Sentencing Act 2026
- Parliament of the United Kingdom
- Long title: An Act to make provision about the sentencing, release and management after sentencing of offenders; to make provision about bail; to make provision about the removal from the United Kingdom of foreign criminals; and for connected purposes.
- Citation: 2026 c. 2
- Introduced by: Shabana Mahmood MP, Secretary of State for Justice (Commons) Lord Timpson, Minister of State for Prisons, Probation and Reducing Reoffending (Lords)
- Territorial extent: England and Wales; Scotland and Northern Ireland (sections 18, 34(4), 34(5), 39(7) and part 5);

Dates
- Royal assent: 22 January 2026
- Commencement: various

Other legislation
- Amends: Prison Act 1952; Administration of Justice Act 1970; Bail Act 1974; Rehabilitation of Offenders Act 1974; Bail Act 1976; Repatriation of Prisoners Act 1984; Road Traffic Offenders Act 1988; Prisons (Scotland) Act 1989; Prisoners and Criminal Proceedings (Scotland) Act 1993; Criminal Procedure (Scotland) Act 1995; Crime (Sentences) Act 1997; Criminal Justice and Court Services Act 2000; Nationality, Immigration and Asylum Act 2002; Criminal Justice Act 2003; Armed Forces Act 2006; Offender Management Act 2007; UK Borders Act 2007; Criminal Justice (Northern Ireland) Order 2008; Coroners and Justice Act 2009; Legal Aid, Sentencing and Punishment of Offenders Act 2012; Offender Rehabilitation Act 2014; Criminal Justice and Courts Act 2015; Terrorist Offenders (Restriction of Early Release) Act 2020; Sentencing Act 2020; Police, Crime, Sentencing and Courts Act 2022; Victims and Prisoners Act 2024;
- Repeals/revokes: Criminal Justice Act 2003 (Requisite and Minimum Custodial Periods) Order 2024;

Status: Current legislation

History of passage through Parliament

Text of statute as originally enacted

Revised text of statute as amended

Text of the Sentencing Act 2026 as in force today (including any amendments) within the United Kingdom, from legislation.gov.uk.

= Sentencing Act 2026 =

Act of the Parliament of the United Kingdom

The Sentencing Act 2026 (c. 2) is an act of the Parliament of the United Kingdom primarily concerned with criminal sentencing in England and Wales (with a few measures also affecting Scotland and Northern Ireland).

== Background ==

During 2024, prisons in England and Wales came very close to exceeding their occupational capacity. Some prisoners were released early in order to ease pressures on prison capacity. In October 2024, the British Government commissioned the former Secretary of State for Justice David Gauke to conduct an Independent Sentencing Review.

The review concluded in May 2025 and recommended introducing an earned early release system for prisoners, the abolition of most short custodial sentences, as well as increasing the use of alternatives to prison including community sentences, deferred and suspended sentences.

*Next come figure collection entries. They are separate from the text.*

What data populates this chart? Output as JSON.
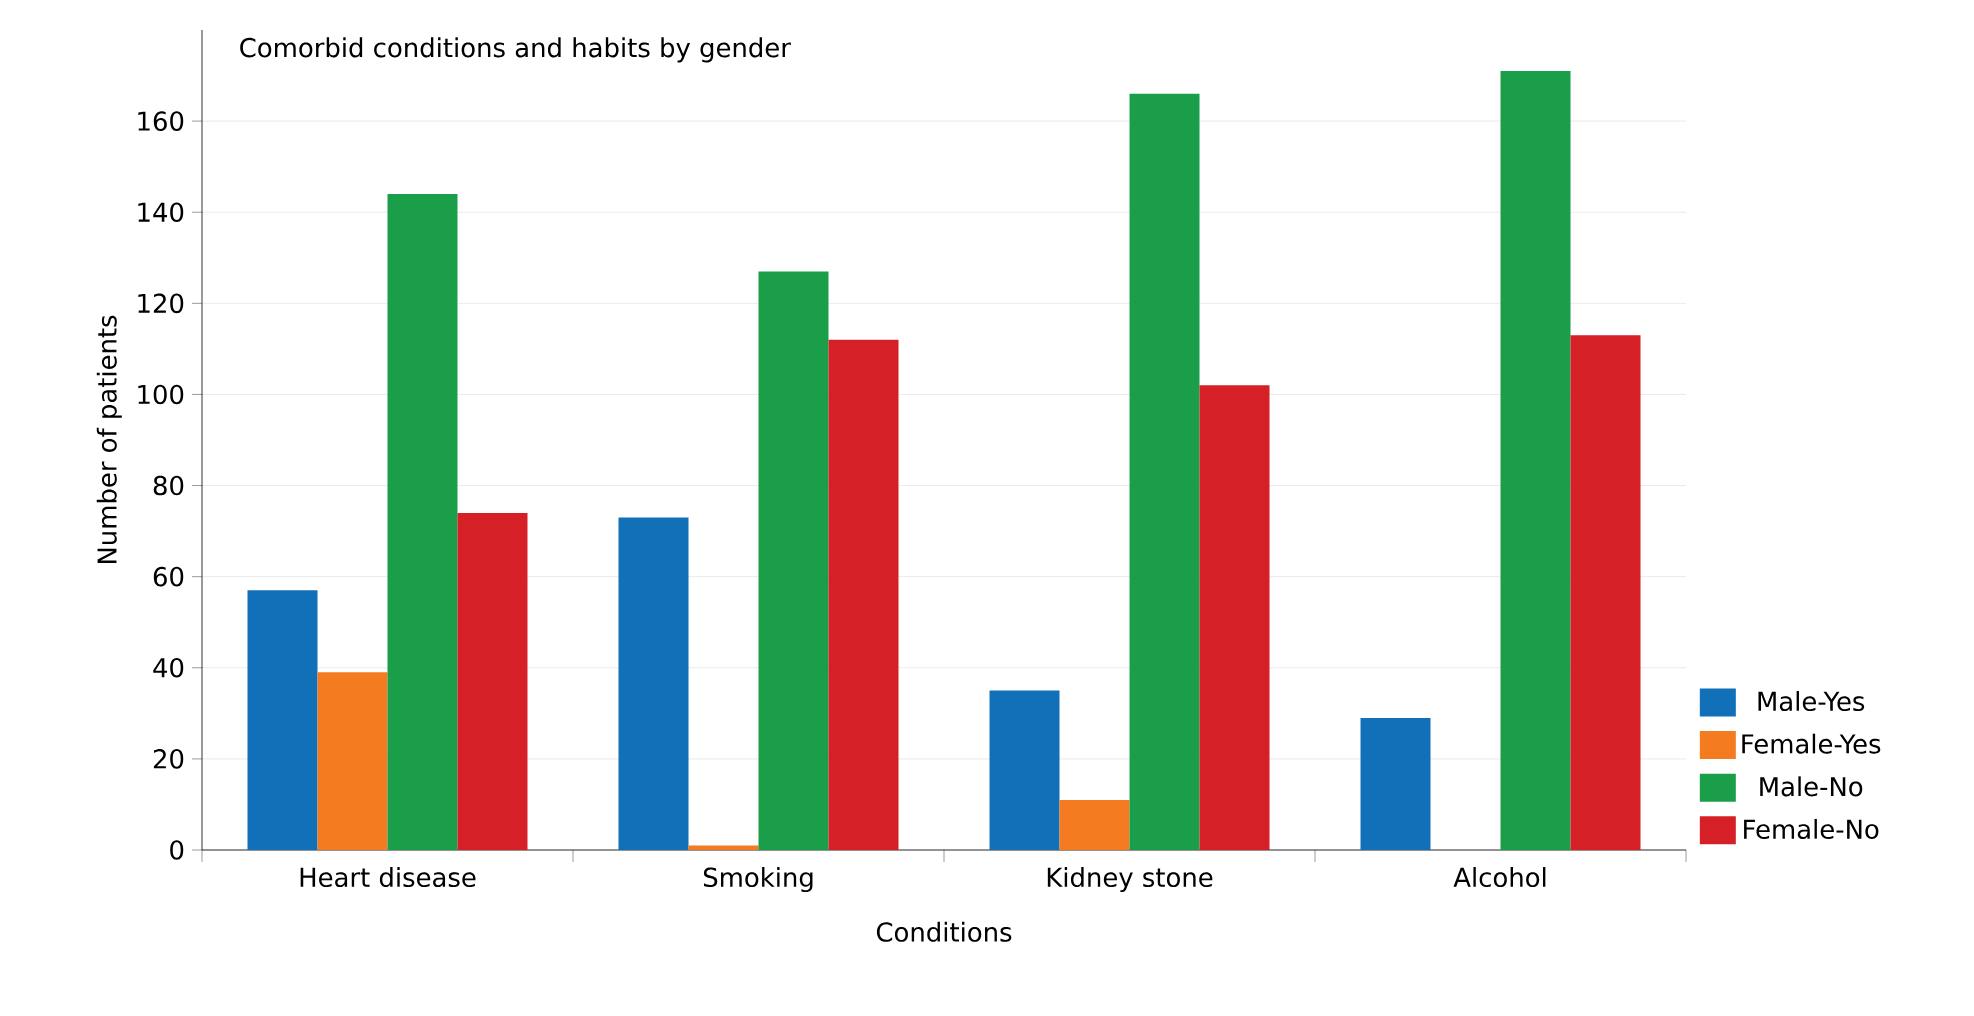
{
  "chart_data": {
    "type": "bar",
    "title": "Comorbid conditions and habits by gender",
    "xlabel": "Conditions",
    "ylabel": "Number of patients",
    "categories": [
      "Heart disease",
      "Smoking",
      "Kidney stone",
      "Alcohol"
    ],
    "series": [
      {
        "name": "Male-Yes",
        "color": "#1170b8",
        "values": [
          57,
          73,
          35,
          29
        ]
      },
      {
        "name": "Female-Yes",
        "color": "#f47b20",
        "values": [
          39,
          1,
          11,
          0
        ]
      },
      {
        "name": "Male-No",
        "color": "#1a9e4a",
        "values": [
          144,
          127,
          166,
          171
        ]
      },
      {
        "name": "Female-No",
        "color": "#d62027",
        "values": [
          74,
          112,
          102,
          113
        ]
      }
    ],
    "ylim": [
      0,
      180
    ],
    "yticks": [
      0,
      20,
      40,
      60,
      80,
      100,
      120,
      140,
      160
    ],
    "grid": "y",
    "legend": "right"
  }
}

On 2 September 2025, the Sentencing Bill was introduced to the House of Commons in order to implement recommendations from the Independent Sentencing Review.

== Provisions ==

A significant number of the provisions amend the Sentencing Act 2020 (also known as the 'Sentencing Code').

Part 1 is primarily concerned with sentencing procedure of the courts, as well as the Sentencing Council. It includes a provision allowing courts to impose 'income reduction orders' on offenders on a suspended sentence requiring them to pay a percentage of their monthly income.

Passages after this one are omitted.